Il semble que Claude BERNARD laisse au corps médical l'initiative de fixer pour lui - même ses limites.

 


Et en effet, il est ultimement question du "principe de la moralité médicale et chirurgicale". Toute la morale se résume à une question de déontologie, de conscience professionnelle. Les questions d'éthique de la santé sont des questions de professionnels, de techniciens, et qui négligent le public.

Les questions de bioéthique comme il est devenu d'usage de les nommer sont elles donc seulement l'affaire de la "moralité médicale et chirurgicale" ? Les praticiens sont trop intéressés par les résultats de leur recherche : fièvre de la découverte, soif de la gloire et de reconnaissance, appétits ou enjeux financiers considérables (cf. la polémique sur la paternité de la découverte du virus HIV) ; les nouvelles technologies intéressent le statut de l'humanité tout entière et chacun peut avoir sa voix à donner. L'institution du CCNE (février 1983) entend sans doute élargir la portée du débat et étendre le pouvoir de décision. L'auteur n'entrevoit pas ce débat rationnel public, que souhaiterait l'éthique de la discussion (HABERMAS).

Il énonce cependant un principe : "ne jamais pratiquer sur un homme une expérience qui ne pourrait que lui être nuisible à un degré quelconque". L'expérience tentée ne doit pas avoir pour fin l'expérimentation gratuite qui ferait du patient un cobaye malgré lui, un matériau utilisable à la merci du chirurgien. L'auteur n'évoque pas ce qui sera l'un des principes ultérieurs de la recherche : le bilan risque / avantage acceptable au profit du patient. L'expérimentation doit au moins entrouvrir l'espoir d'une amélioration ; elle doit se faire dans ce sens ("bien que le résultat pût intéresser beaucoup la science, c'est - à dire la santé des autres"). Ce principe sera celui qui sera rappelé dans le Code de Nüremberg, qui dénoncera les exactions des nazis sur des victimes pour de prétendues expérimentations, dont les résultats n'auraient pu profiter qu'à d'autres personnes que ces victimes. Tout ce qui n'est pas scientifique n'est pas éthique rappellera le président d'honneur du CCNE, Jean BERNARD.

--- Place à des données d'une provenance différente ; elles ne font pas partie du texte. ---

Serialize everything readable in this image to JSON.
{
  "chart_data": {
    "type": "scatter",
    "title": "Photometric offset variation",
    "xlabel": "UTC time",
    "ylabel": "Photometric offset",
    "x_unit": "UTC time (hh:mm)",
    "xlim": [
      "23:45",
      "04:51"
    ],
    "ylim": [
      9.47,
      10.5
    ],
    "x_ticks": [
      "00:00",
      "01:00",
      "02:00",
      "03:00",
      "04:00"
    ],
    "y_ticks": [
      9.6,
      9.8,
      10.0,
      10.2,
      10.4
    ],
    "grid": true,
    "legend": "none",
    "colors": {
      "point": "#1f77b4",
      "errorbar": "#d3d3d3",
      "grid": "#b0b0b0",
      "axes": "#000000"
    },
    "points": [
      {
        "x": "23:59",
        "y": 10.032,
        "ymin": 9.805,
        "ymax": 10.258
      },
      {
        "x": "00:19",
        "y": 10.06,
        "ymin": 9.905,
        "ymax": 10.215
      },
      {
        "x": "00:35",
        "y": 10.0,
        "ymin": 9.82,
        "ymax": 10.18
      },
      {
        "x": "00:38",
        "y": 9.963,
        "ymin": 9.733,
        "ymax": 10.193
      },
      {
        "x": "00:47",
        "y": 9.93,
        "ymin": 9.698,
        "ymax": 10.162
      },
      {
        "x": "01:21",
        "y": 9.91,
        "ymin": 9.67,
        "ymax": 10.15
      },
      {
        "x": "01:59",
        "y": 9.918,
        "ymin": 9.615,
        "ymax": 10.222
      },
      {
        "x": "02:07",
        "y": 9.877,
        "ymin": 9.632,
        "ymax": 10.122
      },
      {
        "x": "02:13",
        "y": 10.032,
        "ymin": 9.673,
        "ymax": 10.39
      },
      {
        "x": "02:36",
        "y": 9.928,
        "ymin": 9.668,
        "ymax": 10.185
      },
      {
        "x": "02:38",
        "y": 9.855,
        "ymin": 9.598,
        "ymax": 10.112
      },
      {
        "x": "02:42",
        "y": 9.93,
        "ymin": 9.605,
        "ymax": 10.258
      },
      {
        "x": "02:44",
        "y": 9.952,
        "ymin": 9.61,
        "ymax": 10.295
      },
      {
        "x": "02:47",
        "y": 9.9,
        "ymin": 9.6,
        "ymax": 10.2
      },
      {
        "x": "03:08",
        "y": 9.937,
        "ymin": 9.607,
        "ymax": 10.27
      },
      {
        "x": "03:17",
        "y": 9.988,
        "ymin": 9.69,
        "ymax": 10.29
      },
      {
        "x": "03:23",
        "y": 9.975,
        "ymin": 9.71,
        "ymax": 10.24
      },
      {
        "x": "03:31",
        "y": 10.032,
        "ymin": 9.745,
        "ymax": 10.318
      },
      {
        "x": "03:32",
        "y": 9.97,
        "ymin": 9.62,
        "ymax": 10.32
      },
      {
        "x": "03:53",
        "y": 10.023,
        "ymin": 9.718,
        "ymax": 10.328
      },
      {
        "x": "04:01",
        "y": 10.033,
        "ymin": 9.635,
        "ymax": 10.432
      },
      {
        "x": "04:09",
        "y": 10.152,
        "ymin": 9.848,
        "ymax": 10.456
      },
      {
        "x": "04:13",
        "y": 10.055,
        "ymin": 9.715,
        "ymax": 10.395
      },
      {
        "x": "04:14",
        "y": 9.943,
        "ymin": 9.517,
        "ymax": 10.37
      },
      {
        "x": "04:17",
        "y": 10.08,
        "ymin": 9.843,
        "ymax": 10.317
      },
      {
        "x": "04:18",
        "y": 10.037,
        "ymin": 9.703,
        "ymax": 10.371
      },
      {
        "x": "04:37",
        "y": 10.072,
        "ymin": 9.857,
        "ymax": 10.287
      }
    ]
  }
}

On ne peut manquer de constater l'absence du malade dans ce texte. BERNARD n'évoque jamais ce qui deviendra la notion capitale : le consentement libre, éclairé, et exprès du malade. Le malade doit connaître exactement, dans les limites de ses capacités et de celles imposées par son état, l'expérimentation. Il doit librement l'accepter sans y être contraint par sa faiblesse, par des promesses. Cet engagement doit être autant que possible exprès afin de ne pas laisser libre cours à une interprétation qui dénaturerait l'intention initiale de l'intéressé. Le malade n'a pas davantage d'épaisseur sociale : il est ici sans famille, sans entourage. Il est rangé dans une salle d'hôpital parmi d'autres corps malades. Pour Claude BERNARD, le malade ne semble rien d'autre qu'un échantillon d'une maladie.

 


Le texte illustre les tendances d'une époque et d'une profession qui pose des questions éthiques et qui leur apporte des réponses exclusivement en termes de déontologie. La médecine serait seule concernée par ces questions et le bon praticien, rompu à la clinique, saurait les résoudre. Mais la présence de médecins dans les camps de déportation, l'assistance bienveillante voire la complicité de médecins dans les cliniques des pays du bloc soviétique remettent en question l'autosuffisance d'une profession. De plus, les enjeux posés par les nouvelles technologies médicales concernent le sort de l'humanité en tant qu'espèce, et le public ne saurait être écarté du débat. Enfin, le malade dans la pratique de tous les jours ne peut être le corps malade : son identité de personne, ses aspirations, ses valeurs doivent aussi être considérées. Une médecine ne saurait sa faire sans les hommes à moins de se faire inhumaine.